今村 だって、初稿は自分で読んでもおもしろくないんですもん、くどくど書いていて。これをなんとかおもしろくしないといけない。第一稿が上がったのは(二〇一八年の)四月ごろですが、それを書きながら、おもしろくないなあ、と思っていました(笑)。編集者は「いついつまでに上げてください」と言う。「上げられますけどおもしろくないですよ」と言いながら書いてましたから、ラストはものすごく適当でした。それを夏までに直すことになったんですが、読み返してもやはりおもしろくない。一人死ぬまでが長すぎたんです。「何がおもしろくてこれをみんな読むんだ」と思いました。本来、自分が読者として楽しめるものは、好みがわかっているわけですから本人がいちばん書くことができるはずです。なのにそうではないものが目の前にある。
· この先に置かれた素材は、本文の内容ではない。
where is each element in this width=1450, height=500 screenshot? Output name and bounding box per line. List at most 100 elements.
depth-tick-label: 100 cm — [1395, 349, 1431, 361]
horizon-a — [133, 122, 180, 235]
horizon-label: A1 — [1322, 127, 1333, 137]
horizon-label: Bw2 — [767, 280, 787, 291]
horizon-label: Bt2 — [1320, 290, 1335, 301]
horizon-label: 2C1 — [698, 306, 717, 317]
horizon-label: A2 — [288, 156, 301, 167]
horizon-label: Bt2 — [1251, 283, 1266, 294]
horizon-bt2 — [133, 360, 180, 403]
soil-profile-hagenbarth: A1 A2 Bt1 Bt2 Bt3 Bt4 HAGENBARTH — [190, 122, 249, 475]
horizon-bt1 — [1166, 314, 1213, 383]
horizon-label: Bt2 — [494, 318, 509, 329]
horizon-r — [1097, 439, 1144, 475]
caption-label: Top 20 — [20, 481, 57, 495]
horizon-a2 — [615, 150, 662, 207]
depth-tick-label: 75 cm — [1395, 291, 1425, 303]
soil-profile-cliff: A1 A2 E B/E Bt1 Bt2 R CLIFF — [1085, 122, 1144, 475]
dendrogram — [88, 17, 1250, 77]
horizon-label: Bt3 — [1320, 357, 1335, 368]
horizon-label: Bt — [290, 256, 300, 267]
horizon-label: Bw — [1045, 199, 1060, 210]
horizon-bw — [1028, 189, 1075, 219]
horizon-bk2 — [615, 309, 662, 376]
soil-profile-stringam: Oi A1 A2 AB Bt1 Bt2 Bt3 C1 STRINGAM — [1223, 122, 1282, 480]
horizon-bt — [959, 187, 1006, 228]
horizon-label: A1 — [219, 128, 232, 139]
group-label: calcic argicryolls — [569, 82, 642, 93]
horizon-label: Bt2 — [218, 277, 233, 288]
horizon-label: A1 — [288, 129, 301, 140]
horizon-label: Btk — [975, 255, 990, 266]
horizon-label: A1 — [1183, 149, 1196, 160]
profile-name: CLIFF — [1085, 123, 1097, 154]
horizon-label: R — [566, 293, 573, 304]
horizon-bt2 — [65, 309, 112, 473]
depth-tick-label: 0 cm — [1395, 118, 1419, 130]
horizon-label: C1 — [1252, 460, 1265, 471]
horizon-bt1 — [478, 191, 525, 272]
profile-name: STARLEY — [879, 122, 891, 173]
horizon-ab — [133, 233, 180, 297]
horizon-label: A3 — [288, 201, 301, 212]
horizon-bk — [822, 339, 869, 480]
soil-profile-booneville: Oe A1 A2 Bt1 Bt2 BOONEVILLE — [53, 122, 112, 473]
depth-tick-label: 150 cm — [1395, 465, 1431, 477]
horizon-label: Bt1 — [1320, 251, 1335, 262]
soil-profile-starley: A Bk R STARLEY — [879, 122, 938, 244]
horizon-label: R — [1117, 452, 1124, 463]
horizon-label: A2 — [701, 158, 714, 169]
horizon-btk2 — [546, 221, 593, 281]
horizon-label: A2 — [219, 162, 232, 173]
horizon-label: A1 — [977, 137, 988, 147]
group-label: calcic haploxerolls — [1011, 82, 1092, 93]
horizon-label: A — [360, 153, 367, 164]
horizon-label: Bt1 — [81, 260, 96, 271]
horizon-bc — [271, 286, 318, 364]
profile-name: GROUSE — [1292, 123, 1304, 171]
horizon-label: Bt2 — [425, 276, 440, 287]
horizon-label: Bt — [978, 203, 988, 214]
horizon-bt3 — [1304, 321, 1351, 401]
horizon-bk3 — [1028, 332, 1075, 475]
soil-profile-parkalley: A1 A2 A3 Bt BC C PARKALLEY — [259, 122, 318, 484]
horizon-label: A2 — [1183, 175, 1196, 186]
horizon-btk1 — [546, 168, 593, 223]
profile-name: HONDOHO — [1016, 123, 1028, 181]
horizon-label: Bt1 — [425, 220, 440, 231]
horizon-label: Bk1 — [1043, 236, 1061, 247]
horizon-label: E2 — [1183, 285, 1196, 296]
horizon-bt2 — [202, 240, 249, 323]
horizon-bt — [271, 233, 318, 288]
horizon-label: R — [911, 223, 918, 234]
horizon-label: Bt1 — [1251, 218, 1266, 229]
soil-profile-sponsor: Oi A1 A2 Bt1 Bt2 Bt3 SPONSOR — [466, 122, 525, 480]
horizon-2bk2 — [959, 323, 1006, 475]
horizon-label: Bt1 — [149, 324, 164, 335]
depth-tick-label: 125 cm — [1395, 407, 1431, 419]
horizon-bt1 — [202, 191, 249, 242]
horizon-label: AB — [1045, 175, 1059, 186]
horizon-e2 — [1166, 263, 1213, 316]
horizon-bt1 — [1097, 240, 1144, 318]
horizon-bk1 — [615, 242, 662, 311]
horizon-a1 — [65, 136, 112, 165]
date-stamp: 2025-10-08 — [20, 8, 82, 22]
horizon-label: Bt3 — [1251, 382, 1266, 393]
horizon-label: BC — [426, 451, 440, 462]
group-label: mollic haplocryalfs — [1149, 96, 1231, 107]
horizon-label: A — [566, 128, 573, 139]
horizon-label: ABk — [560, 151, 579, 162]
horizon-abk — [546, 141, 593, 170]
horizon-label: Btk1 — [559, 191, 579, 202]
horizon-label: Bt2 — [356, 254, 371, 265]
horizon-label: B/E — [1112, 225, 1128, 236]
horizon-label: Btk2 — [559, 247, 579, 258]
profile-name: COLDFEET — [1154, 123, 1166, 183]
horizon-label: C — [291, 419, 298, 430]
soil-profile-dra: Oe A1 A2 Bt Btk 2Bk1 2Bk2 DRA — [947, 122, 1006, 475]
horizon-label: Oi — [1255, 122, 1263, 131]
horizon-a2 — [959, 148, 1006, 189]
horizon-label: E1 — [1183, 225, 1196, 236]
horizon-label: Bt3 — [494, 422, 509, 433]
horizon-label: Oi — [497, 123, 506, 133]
これは我慢のならないことでしたね。

──それはどうやって改稿したんですか。

今村 結構時間がかかりましたが、わかりやすくおもしろくするのはシンプルにすることだと思うんです。たとえばミステリーの謎解きというのは、作者の筆がいちばん乗るところだと思うんですが、第二稿の段階でも書くのが苦痛で仕方なかった。要素の整理ができていなくて、ごちゃごちゃになっていたんです。それでも論理としては筋が通っていたので、編集者にはゲラにすることを勧められたんですけど、待ってもらいました。紙にしてしまうと直すのは大変ですけど、データのままならまだ入れ替えが何度でもできるじゃないですか。そういう部分でも試行錯誤はありました。解決できるのは自分だけで、天から答えは降って来ないんですよね。完成したものはずっとシンプルになっているので、苦労した跡は見えないと思いますが(笑)。

──わかりやすさは引き算なんですね。

今村 はい、ずいぶん手を入れたのでページ数も増えるかと思ったら、逆に減りましたから。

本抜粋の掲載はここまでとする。